Your parents might prefer to have the interest transfered to a checking account and write themselves a check when they need it. It removes the worry of waiting for a check to come in the mail.
Anonymous   |     |   Comment #14
Does anyone know if we need to open a checking account in order to have a CD at PenFed? How long does it take to join PenFed?
Anonymous   |     |   Comment #15
Does anyone know if we need to open a checking account in order to have a CD at PenFed? How long does it take to join PenFed?

No checking account necessary to open a CD account, but you need to open a $25 savings account. Very easy to open on-line.
Anonymous   |     |   Comment #16
oops...it's actually $5 to open a regular savings account and $25 for a IRA savings account.

Also, you open an account online...very seamless.
ctgottapee   |     |   Comment #17
i'm glad you guys found my comments on mm rates useful, as i've been able to garner great info from this site too.

i should qualify that they are just my skeptical opinions, i am not a financial expert.

it does seem rather obvious though if you look at the model of how banks operate, looking for consistent predictable profits and not gambling on rates. if they wanted to get more risky, they would open up investment arms to play the markets like many do.

if they can draw your money out of some other instituions checking account with a high promo rate, but less than they pay for borrowing money from other banks, they can use those funds to generate more earnings through loans and mortgages which are locked in rates. if they offer lower MM rates, they make more, as that is the trend. if they keep MM rates as current, they still make money so it is a win-win.

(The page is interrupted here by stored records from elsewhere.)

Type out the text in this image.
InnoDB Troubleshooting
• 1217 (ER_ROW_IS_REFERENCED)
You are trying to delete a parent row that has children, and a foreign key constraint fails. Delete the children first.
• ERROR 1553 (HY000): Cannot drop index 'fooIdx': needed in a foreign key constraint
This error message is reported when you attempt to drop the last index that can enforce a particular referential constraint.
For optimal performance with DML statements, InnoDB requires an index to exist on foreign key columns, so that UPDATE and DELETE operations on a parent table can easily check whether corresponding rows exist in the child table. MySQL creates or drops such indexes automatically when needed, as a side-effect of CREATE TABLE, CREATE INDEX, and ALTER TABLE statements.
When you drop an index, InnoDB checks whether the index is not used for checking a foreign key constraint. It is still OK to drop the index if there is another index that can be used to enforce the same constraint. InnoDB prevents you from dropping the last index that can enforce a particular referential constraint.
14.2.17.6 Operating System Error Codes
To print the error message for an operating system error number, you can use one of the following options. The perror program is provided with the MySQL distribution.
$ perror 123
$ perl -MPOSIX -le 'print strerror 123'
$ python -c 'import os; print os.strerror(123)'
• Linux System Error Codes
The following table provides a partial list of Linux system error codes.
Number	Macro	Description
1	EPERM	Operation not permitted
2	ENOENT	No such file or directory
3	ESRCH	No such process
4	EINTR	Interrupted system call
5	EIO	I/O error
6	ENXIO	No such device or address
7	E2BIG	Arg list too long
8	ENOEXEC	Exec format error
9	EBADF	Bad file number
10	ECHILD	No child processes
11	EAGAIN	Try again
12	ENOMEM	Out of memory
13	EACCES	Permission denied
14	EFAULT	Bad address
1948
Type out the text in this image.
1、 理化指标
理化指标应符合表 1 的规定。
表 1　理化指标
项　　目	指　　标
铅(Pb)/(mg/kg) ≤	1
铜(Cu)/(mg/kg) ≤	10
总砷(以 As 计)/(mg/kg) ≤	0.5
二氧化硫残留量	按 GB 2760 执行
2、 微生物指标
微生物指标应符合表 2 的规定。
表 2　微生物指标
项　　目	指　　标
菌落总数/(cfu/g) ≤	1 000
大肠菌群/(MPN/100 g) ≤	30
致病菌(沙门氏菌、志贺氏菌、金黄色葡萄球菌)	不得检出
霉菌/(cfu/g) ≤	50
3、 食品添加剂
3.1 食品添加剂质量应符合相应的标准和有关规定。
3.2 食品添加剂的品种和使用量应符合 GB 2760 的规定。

i think the main ploy of high money market rates is to get people to join and sort of forget about their account. i suggested an ING account to a friend back when the whole net MM craze started and her money is still in there as she is not going to rate chase like the rest of us. you may even see some institutions play dirty and drop to typical bank savings rates over time, especially if they don't see adequate follow through rates on MM accounts generating other revenue.
Anonymous   |     |   Comment #18
What's the most efficieny way to handle the money when it matures? Is it safe to have the check mailed?
Banking Guy
Banking Guy   |     |   Comment #19
ctgottapee, I see the same thing with many people who open an online savings account. They're unlikely to switch to another one even if rates become very uncompetitive. I think ING Direct has been very successful like this.

anonymous, about how to handle the Penfed CD when it matures, I specified in the CD application to transfer the money to my Penfed savings when the CD matures. I plan to link the savings to my GMAC money market account. Then when the money gets transfered into my Penfed savings account, I can immediately transfer it to GMAC which earns a high yield. I can use GMAC to fund another CD either by an ACH transfer or by check. There are other high yield money market accounts that can be used like this in addition to GMAC. Refer to my weekly summary for others.
Anonymous   |     |   Comment #20
I don't understand the ach option. I was looking at penfed, and it says it's limit is $2000 per day on ach. For the majority of people that limit is too low, and you would be better off with the check option, or if you have enough money being transfered, pay the wire transfer fee. Am I missing something??
Anonymous   |     |   Comment #21
Re: anonymous querry about ach option on maturity vs Penfed limit of $2000 a day. I ran into this same problem at USAA Savings Bank. I asked for, and received, an increase in the daily ach limit to $150,000.
Anonymous   |     |   Comment #22
Banking guy, Do you know if there is a limit of $2000/per day if you use GMAC to pull money from Penfed using ACH transfer?
Anonymous   |     |   Comment #23
It's official.
6.25% for 3, 4, 5, and 7 years. Now posted on their web site.